A new publication in Scientific Reports, led by Dr Grant Mackenzie and Professor Beate Kampmann from the Medical Research Council Unit The Gambia at the London School of Hygiene and Tropical Medicine, provides the necessary background information to determine if the introduction of vaccines against Respiratory Syncytial Virus (RSV) could be beneficial in The Gambia.
RSV causes respiratory tract infections in all parts of the world. These infections can be very severe, leading to deaths in young children, especially those with lung conditions and/or born prematurely.
Representative data from sub-Saharan Africa are few, and in order to address the ongoing burden of virus-associated Acute Lower Respiratory Infection (ALRI), and to develop evidence-based vaccination strategies, additional data are needed from low-income settings. Prior to introducing any vaccine, the disease burden needs to be clarified, and this publication provides data on the seasonality and prevalence of important respiratory viruses in The Gambia.
The team conducted monthly population-based surveys in rural Gambia from February to December 2015. Standardized criteria were used to identify and examine children with possible ALRI, who provided nose and throat samples. In addition, stored specimens from 50 children aged 2-23 months, who had previously been enrolled in pneumonia surveillance activities in Basse, were randomly selected to test for respiratory syncytial, parainfluenza (PIV) and influenza viruses.
From the 2385 children with possible ALRI enrolled, 519 samples were randomly selected to look for viral pathogens; over 50% of these samples had at least one virus present. To identify the strains of virus infecting the children, the team partnered with Dr Adam Meijer, Virologist at the National Institute for Public Health and the Environment in The Netherlands. Multiple strains of RSV and influenza viruses were found throughout the year, which contrasts with many other countries where the RSV season is more restricted. RSV was associated with eight times the number of ALRI cases compared to other respiratory viruses.
Dr. Mackenzie from the Disease Control and Elimination Theme at the MRCG at LSHTM, who also leads pneumococcal surveillance in Basse and made available the samples from previous pneumonia studies said: “We are pleased to close a data gap on the origin and seasonality of respiratory disease in children presenting with acute lower respiratory infection, and to gather much more detailed information about circulating strains”.
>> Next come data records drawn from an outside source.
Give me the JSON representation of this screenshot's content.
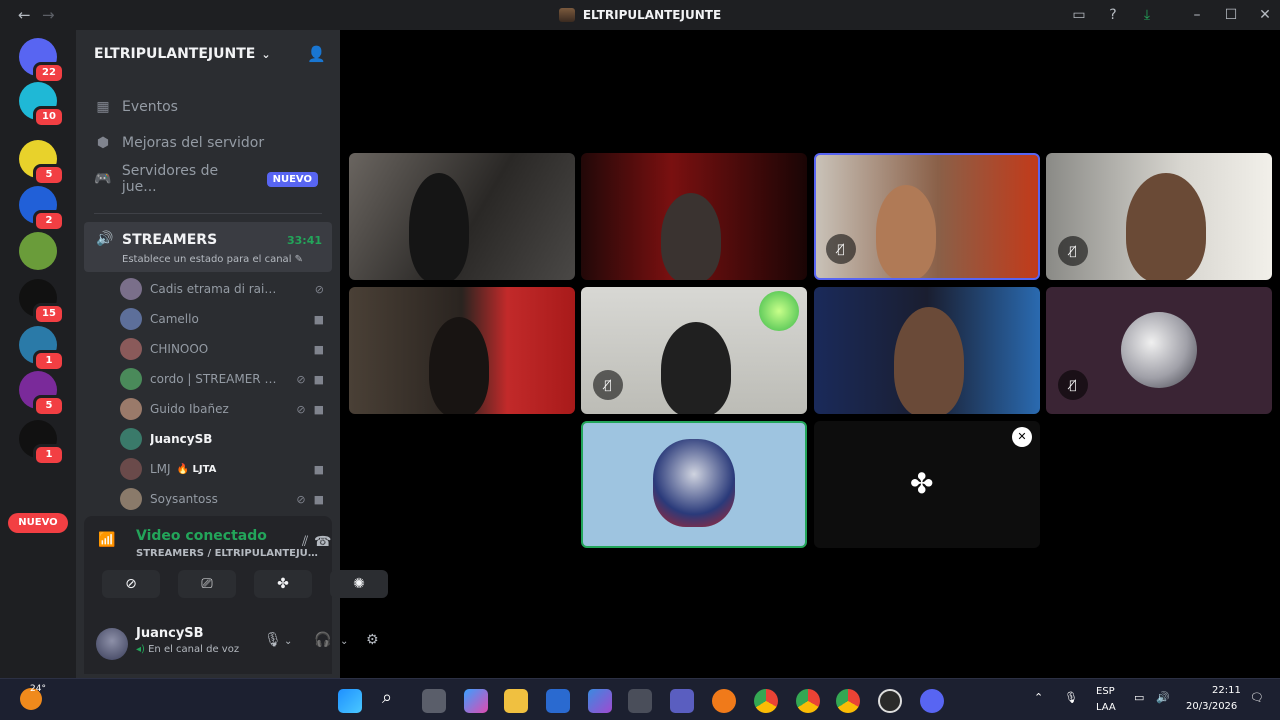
{
  "window": {
    "title": "ELTRIPULANTEJUNTE"
  },
  "rail": {
    "items": [
      {
        "name": "home",
        "badge": "22",
        "color": "#5865f2"
      },
      {
        "name": "server-1",
        "badge": "10",
        "color": "#1fb8d6"
      },
      {
        "name": "server-2",
        "badge": "5",
        "color": "#e8d22b"
      },
      {
        "name": "server-3",
        "badge": "2",
        "color": "#2160d8"
      },
      {
        "name": "server-4",
        "badge": "",
        "color": "#6a9c3a"
      },
      {
        "name": "server-5",
        "badge": "15",
        "color": "#111111"
      },
      {
        "name": "server-6",
        "badge": "1",
        "color": "#2a7aa8"
      },
      {
        "name": "server-7",
        "badge": "5",
        "color": "#7a2a9a"
      },
      {
        "name": "server-8",
        "badge": "1",
        "color": "#111111"
      }
    ],
    "nuevo_label": "NUEVO"
  },
  "sidebar": {
    "server_name": "ELTRIPULANTEJUNTE",
    "nav": [
      {
        "icon": "calendar-icon",
        "glyph": "▦",
        "label": "Eventos"
      },
      {
        "icon": "boost-icon",
        "glyph": "⬢",
        "label": "Mejoras del servidor"
      },
      {
        "icon": "gamepad-icon",
        "glyph": "🎮",
        "label": "Servidores de jue...",
        "badge": "NUEVO"
      }
    ],
    "voice_channel": {
      "name": "STREAMERS",
      "timer": "33:41",
      "status": "Establece un estado para el canal"
    },
    "members": [
      {
        "name": "Cadis etrama di raizel",
        "color": "#7a6f8a",
        "muted": true,
        "cam": false
      },
      {
        "name": "Camello",
        "color": "#5d6f9a",
        "muted": false,
        "cam": true
      },
      {
        "name": "CHINOOO",
        "color": "#8a5a5a",
        "muted": false,
        "cam": true
      },
      {
        "name": "cordo | STREAMER | ...",
        "color": "#4a8a5a",
        "muted": true,
        "cam": true
      },
      {
        "name": "Guido Ibañez",
        "color": "#9a7a6a",
        "muted": true,
        "cam": true
      },
      {
        "name": "JuancySB",
        "color": "#3a7a6a",
        "muted": false,
        "cam": false
      },
      {
        "name": "LMJ",
        "tag": "🔥 LJTA",
        "color": "#6a4a4a",
        "muted": false,
        "cam": true
      },
      {
        "name": "Soysantoss",
        "color": "#8a7a6a",
        "muted": true,
        "cam": true
      }
    ]
  },
  "voice_panel": {
    "title": "Video conectado",
    "subtitle": "STREAMERS / ELTRIPULANTEJUNTE..."
  },
  "user_panel": {
    "name": "JuancySB",
    "status": "En el canal de voz"
  },
  "taskbar": {
    "temperature": "24°",
    "language": "ESP",
    "language_sub": "LAA",
    "time": "22:11",
    "date": "20/3/2026"
  }
}
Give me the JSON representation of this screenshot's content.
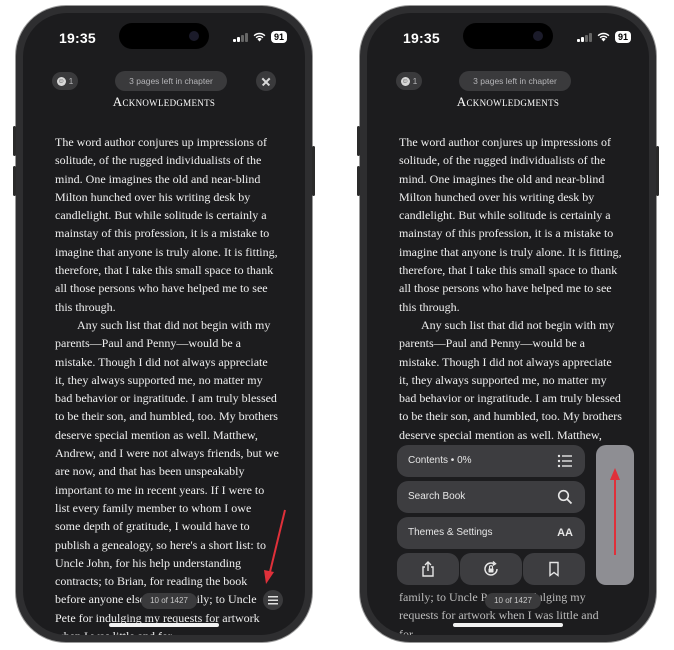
{
  "status_bar": {
    "time": "19:35",
    "battery": "91"
  },
  "header": {
    "badge_count": "1",
    "badge_icon": "emoji-icon",
    "pages_left": "3 pages left in chapter",
    "close_icon": "close-icon"
  },
  "chapter_title": "Acknowledgments",
  "left_body": [
    "The word author conjures up impressions of solitude, of the rugged individualists of the mind. One imagines the old and near-blind Milton hunched over his writing desk by candlelight. But while solitude is certainly a mainstay of this profession, it is a mistake to imagine that anyone is truly alone. It is fitting, therefore, that I take this small space to thank all those persons who have helped me to see this through.",
    "Any such list that did not begin with my parents—Paul and Penny—would be a mistake. Though I did not always appreciate it, they always supported me, no matter my bad behavior or ingratitude. I am truly blessed to be their son, and humbled, too. My brothers deserve special mention as well. Matthew, Andrew, and I were not always friends, but we are now, and that has been unspeakably important to me in recent years. If I were to list every family member to whom I owe some depth of gratitude, I would have to publish a genealogy, so here's a short list: to Uncle John, for his help understanding contracts; to Brian, for reading the book before anyone else in the family; to Uncle Pete for indulging my requests for artwork when I was little and for"
  ],
  "right_body": [
    "The word author conjures up impressions of solitude, of the rugged individualists of the mind. One imagines the old and near-blind Milton hunched over his writing desk by candlelight. But while solitude is certainly a mainstay of this profession, it is a mistake to imagine that anyone is truly alone. It is fitting, therefore, that I take this small space to thank all those persons who have helped me to see this through.",
    "Any such list that did not begin with my parents—Paul and Penny—would be a mistake. Though I did not always appreciate it, they always supported me, no matter my bad behavior or ingratitude. I am truly blessed to be their son, and humbled, too. My brothers deserve special mention as well. Matthew,"
  ],
  "right_body_tail": "family; to Uncle Pete for indulging my requests for artwork when I was little and for",
  "page_indicator": "10 of 1427",
  "menu": {
    "contents": "Contents • 0%",
    "search": "Search Book",
    "themes": "Themes & Settings",
    "themes_icon_text": "AA",
    "bottom_icons": [
      "share-icon",
      "rotation-lock-icon",
      "bookmark-icon"
    ]
  },
  "colors": {
    "screen_bg": "#1c1c1e",
    "annotation_arrow": "#e0303a",
    "menu_bg": "#3d3d40"
  }
}
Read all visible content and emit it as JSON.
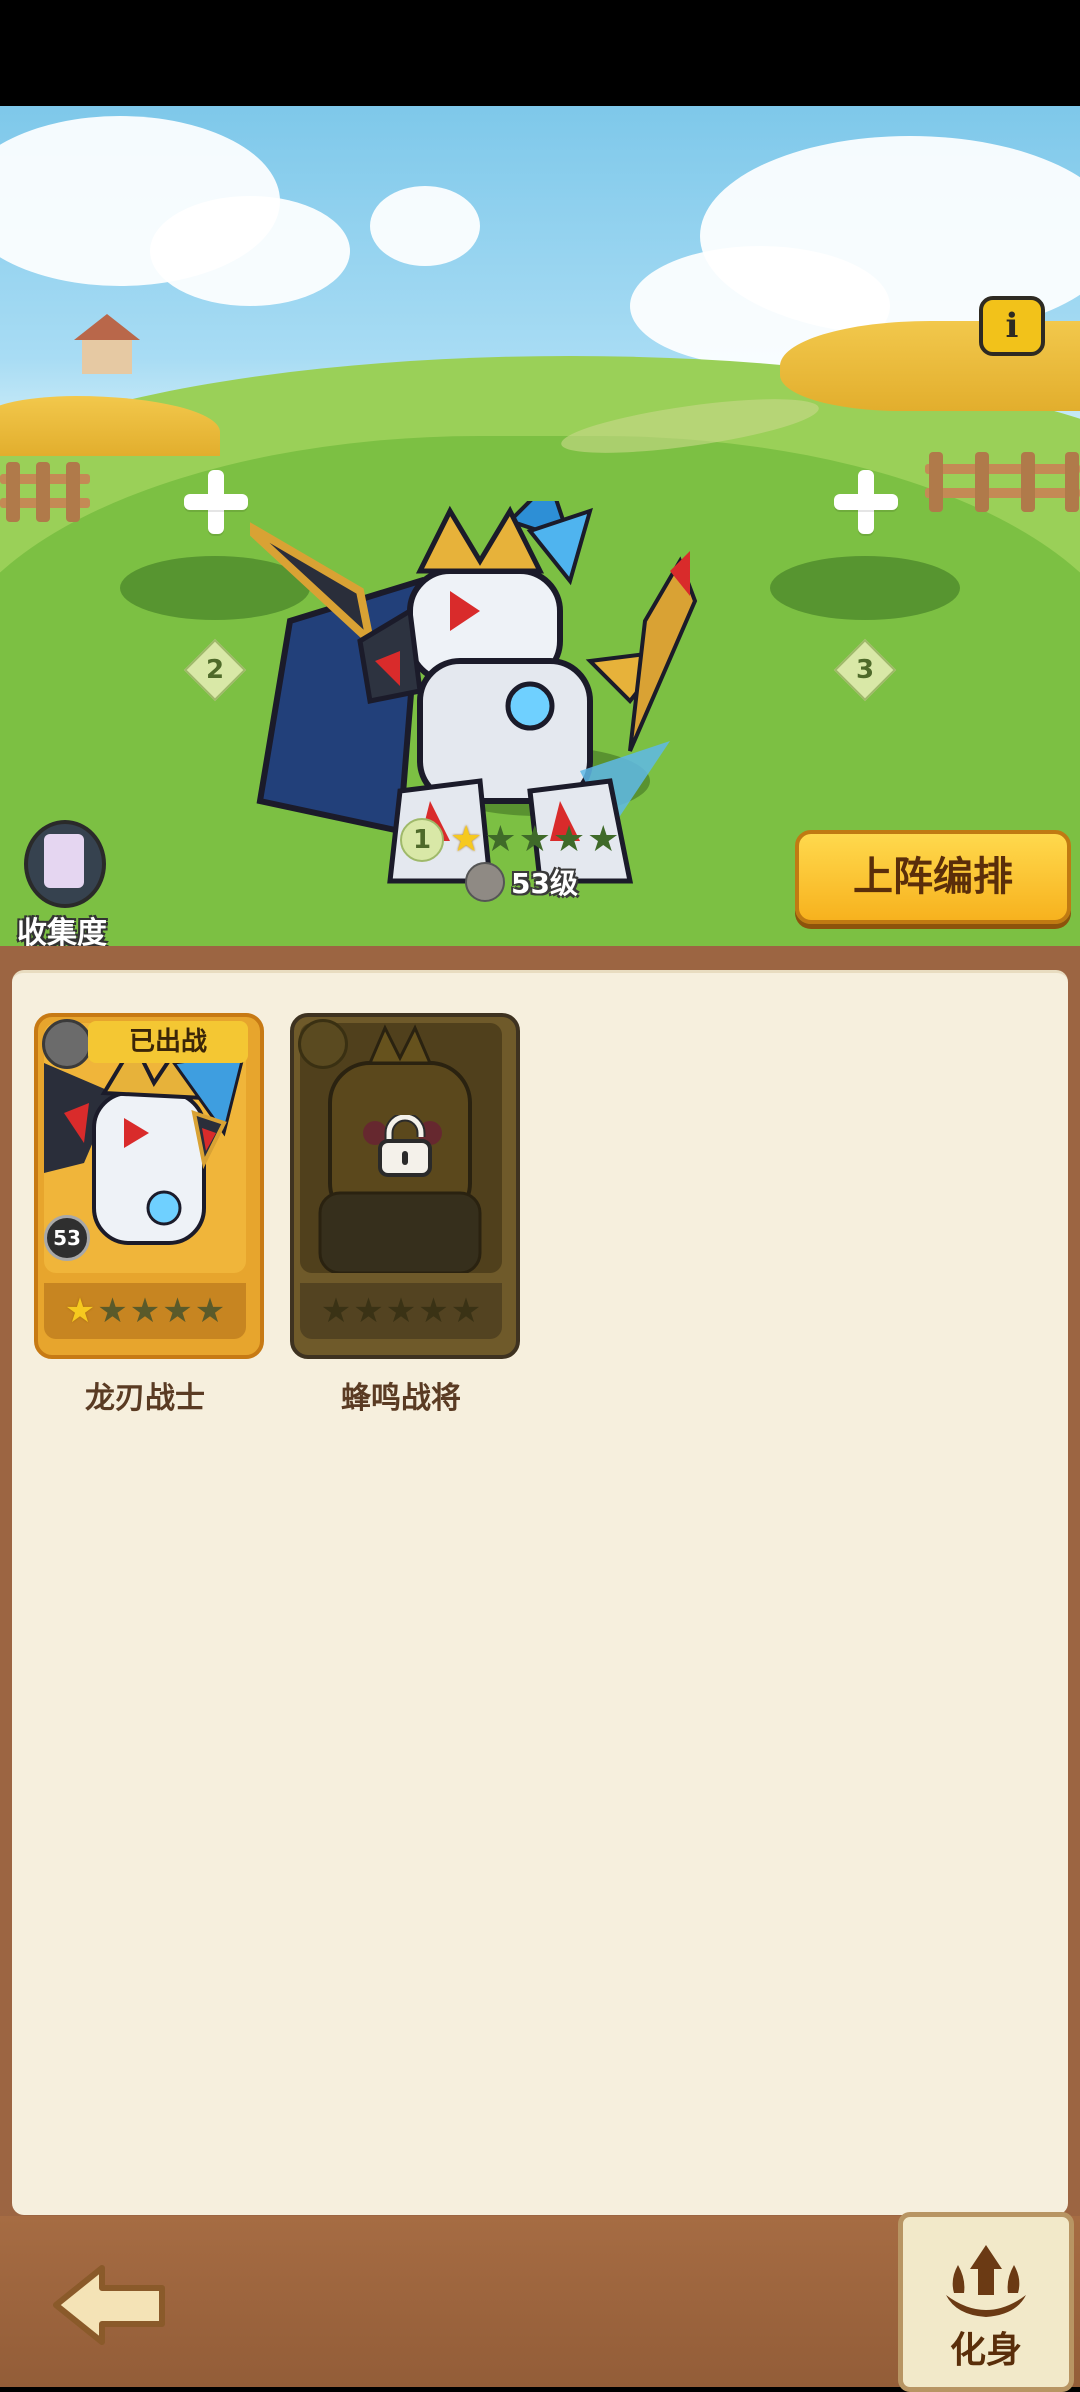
{
  "scene": {
    "slots": [
      {
        "number": "2"
      },
      {
        "number": "3"
      }
    ],
    "collection_label": "收集度",
    "hero": {
      "star_count": "1",
      "stars_filled": 1,
      "stars_total": 5,
      "level_text": "53级"
    },
    "deploy_button_label": "上阵编排"
  },
  "roster": {
    "cards": [
      {
        "name": "龙刃战士",
        "level": "53",
        "deployed_tag": "已出战",
        "stars_filled": 1,
        "stars_total": 5,
        "locked": false
      },
      {
        "name": "蜂鸣战将",
        "stars_filled": 0,
        "stars_total": 5,
        "locked": true
      }
    ]
  },
  "bottom_bar": {
    "avatar_button_label": "化身"
  },
  "colors": {
    "accent_gold": "#f7b21e",
    "panel_bg": "#f6efdd",
    "frame_brown": "#9c6542"
  }
}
Dr. Adam Meijer said: “Data on the increased circulation of different influenza viruses twice a year in The Gambia provides important information for decision makers when it comes to The Gambia implementing influenza vaccination and making the choice when to use the northern hemisphere or the southern hemisphere vaccine composition”.
Professor Kampmann, Theme Leader for Vaccines & Immunity at the MRCG at LSHTM and senior investigator of the study said: “As our data confirm, an effective RSV vaccination strategy could have a major impact on the burden of ALRI in The Gambia. Promising candidates of such vaccines are now emerging, and we look forward to be involved in their evaluation.”
This work was supported by grants from the Bill & Melinda Gates Foundation, the UK Medical Research Council (MRC) and UK Department for International Development (DFID), the European and Developing Country Clinical Trial Program 2 (EDCTP2), the Dutch Ministry of Health, Welfare and Sport, and the Vaccines & Immunity theme at MRCG at LSHTM.